Performance of the RI-MP2 Fortran Kernel of GAMESS on GPUs via Directive-Based Offloading with Math Libraries

Abstract

The US Department of Energy (DOE) started operating two GPU-based pre-exascale supercomputers in 2018 and plans to deploy another pre-exascale in 2020, and three exascale supercomputers in 2021/2022. All of the systems are GPU-enabled systems, and they plan to provide optimized vendor-promoted programming models for their GPUs such as CUDA, HIP and SYCL. However, due to their limited functional portability, it is challenging for HPC application developers to maintain their applications in an efficient and effective way with good productivity across all US DOE pre-exascale/exascale systems. Directive-based programming models for accelerators can be one of the solutions for HPC applications on the DOE supercomputers. In this study, we employ OpenMP and OpenACC offloading models to port and re-implement the RI-MP2 Fortran kernel of the GAMESS application on a pre-exascale GPU system, Summit. We compare and evaluate the performance of the re-structured offloading kernels with the original OpenMP threading kernel.
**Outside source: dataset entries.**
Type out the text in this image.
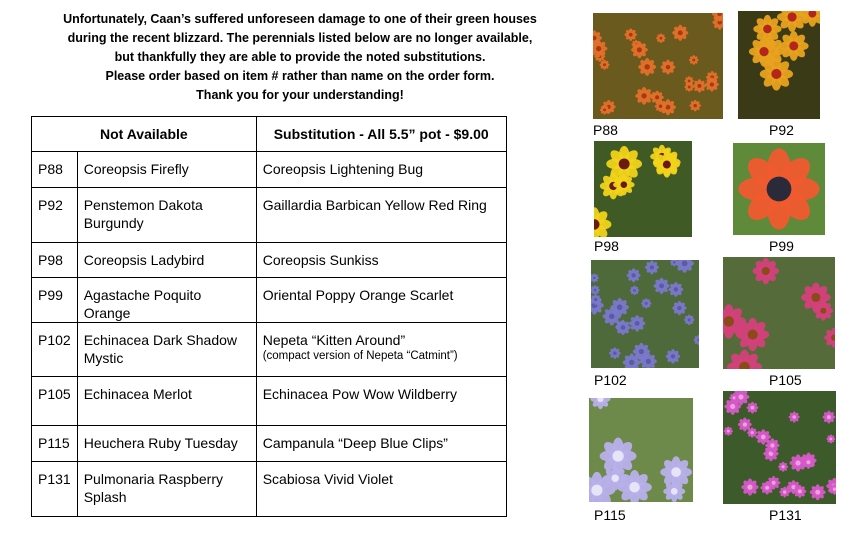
Unfortunately, Caan’s suffered unforeseen damage to one of their green houses
during the recent blizzard. The perennials listed below are no longer available,
but thankfully they are able to provide the noted substitutions.
Please order based on item # rather than name on the order form.
Thank you for your understanding!
Not Available		Substitution - All 5.5” pot - $9.00
P88	Coreopsis Firefly	Coreopsis Lightening Bug
P92	Penstemon Dakota Burgundy	Gaillardia Barbican Yellow Red Ring
P98	Coreopsis Ladybird	Coreopsis Sunkiss
P99	Agastache Poquito Orange	Oriental Poppy Orange Scarlet
P102	Echinacea Dark Shadow Mystic	Nepeta “Kitten Around”
(compact version of Nepeta “Catmint”)

P105	Echinacea Merlot	Echinacea Pow Wow Wildberry
P115	Heuchera Ruby Tuesday	Campanula “Deep Blue Clips”
P131	Pulmonaria Raspberry Splash	Scabiosa Vivid Violet
P88	P92
P98	P99
P102	P105
P115	P131
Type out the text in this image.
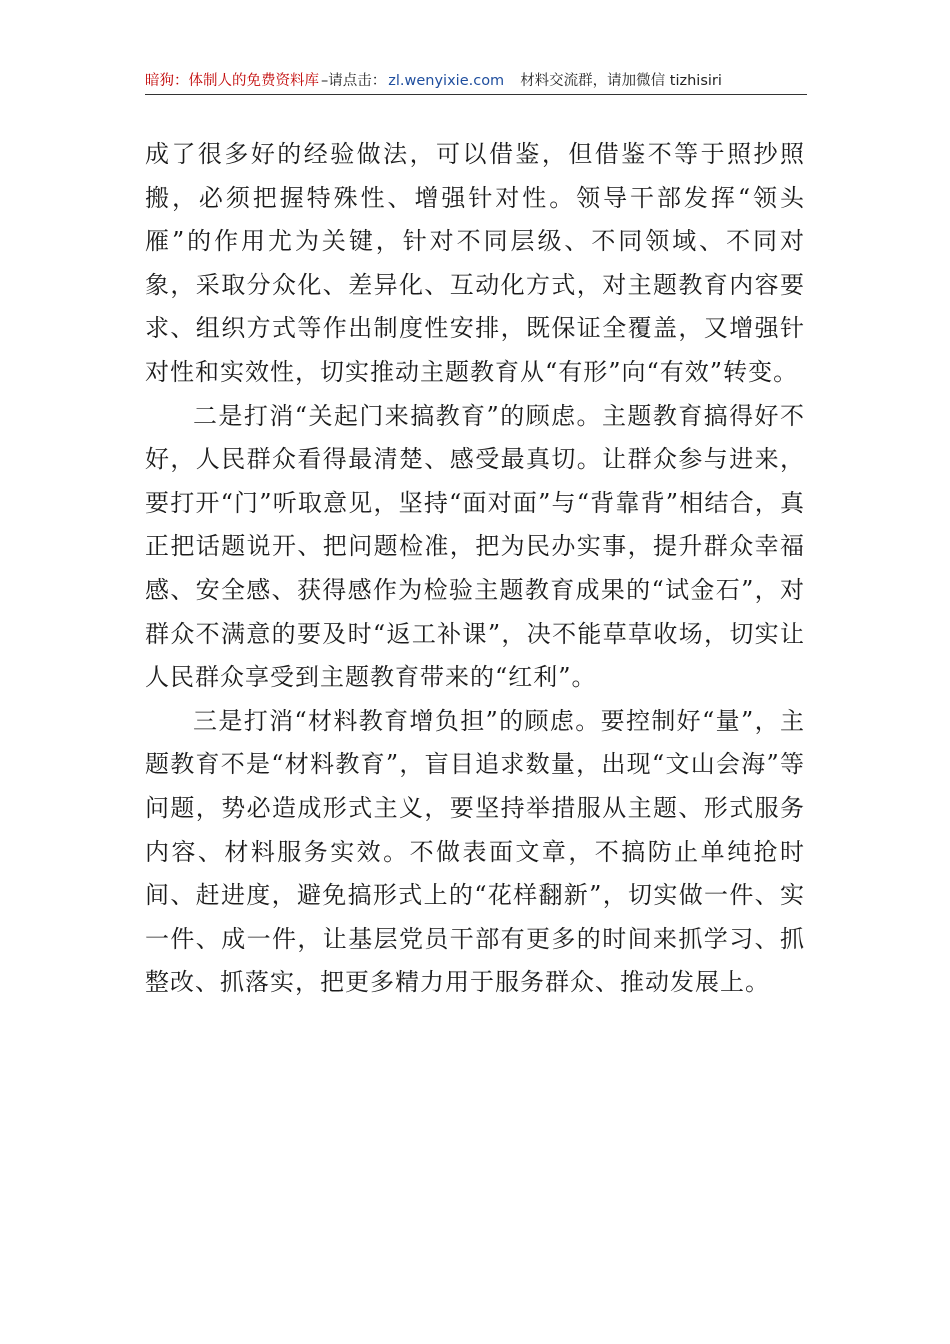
暗狗：体制人的免费资料库 –请点击： zl.wenyixie.com 材料交流群，请加微信 tizhisiri

成了很多好的经验做法，可以借鉴，但借鉴不等于照抄照搬，必须把握特殊性、增强针对性。领导干部发挥“领头雁”的作用尤为关键，针对不同层级、不同领域、不同对象，采取分众化、差异化、互动化方式，对主题教育内容要求、组织方式等作出制度性安排，既保证全覆盖，又增强针对性和实效性，切实推动主题教育从“有形”向“有效”转变。

二是打消“关起门来搞教育”的顾虑。主题教育搞得好不好，人民群众看得最清楚、感受最真切。让群众参与进来，要打开“门”听取意见，坚持“面对面”与“背靠背”相结合，真正把话题说开、把问题检准，把为民办实事，提升群众幸福感、安全感、获得感作为检验主题教育成果的“试金石”，对群众不满意的要及时“返工补课”，决不能草草收场，切实让人民群众享受到主题教育带来的“红利”。

三是打消“材料教育增负担”的顾虑。要控制好“量”，主题教育不是“材料教育”，盲目追求数量，出现“文山会海”等问题，势必造成形式主义，要坚持举措服从主题、形式服务内容、材料服务实效。不做表面文章，不搞防止单纯抢时间、赶进度，避免搞形式上的“花样翻新”，切实做一件、实一件、成一件，让基层党员干部有更多的时间来抓学习、抓整改、抓落实，把更多精力用于服务群众、推动发展上。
We also evaluate the performance of multiple math libraries on the NVIDIA V100 GPU in the RI-MP2 kernel. Using the optimized directive-based offloading implementations, the RI-MP2 kernel on a single V100 GPU becomes more than 7 times faster than on dual-socket Power9 processors, which is near the theoretical speed-up based on peak performance ratios. MPI+directive-based offloading implementations of the RI-MP2 kernel perform more than 40 times faster than a MPI+OpenMP threading implementation on the same number of Summit nodes. This study demonstrates how directive-based offloading implementations can perform near what we expect based on machine peak ratios.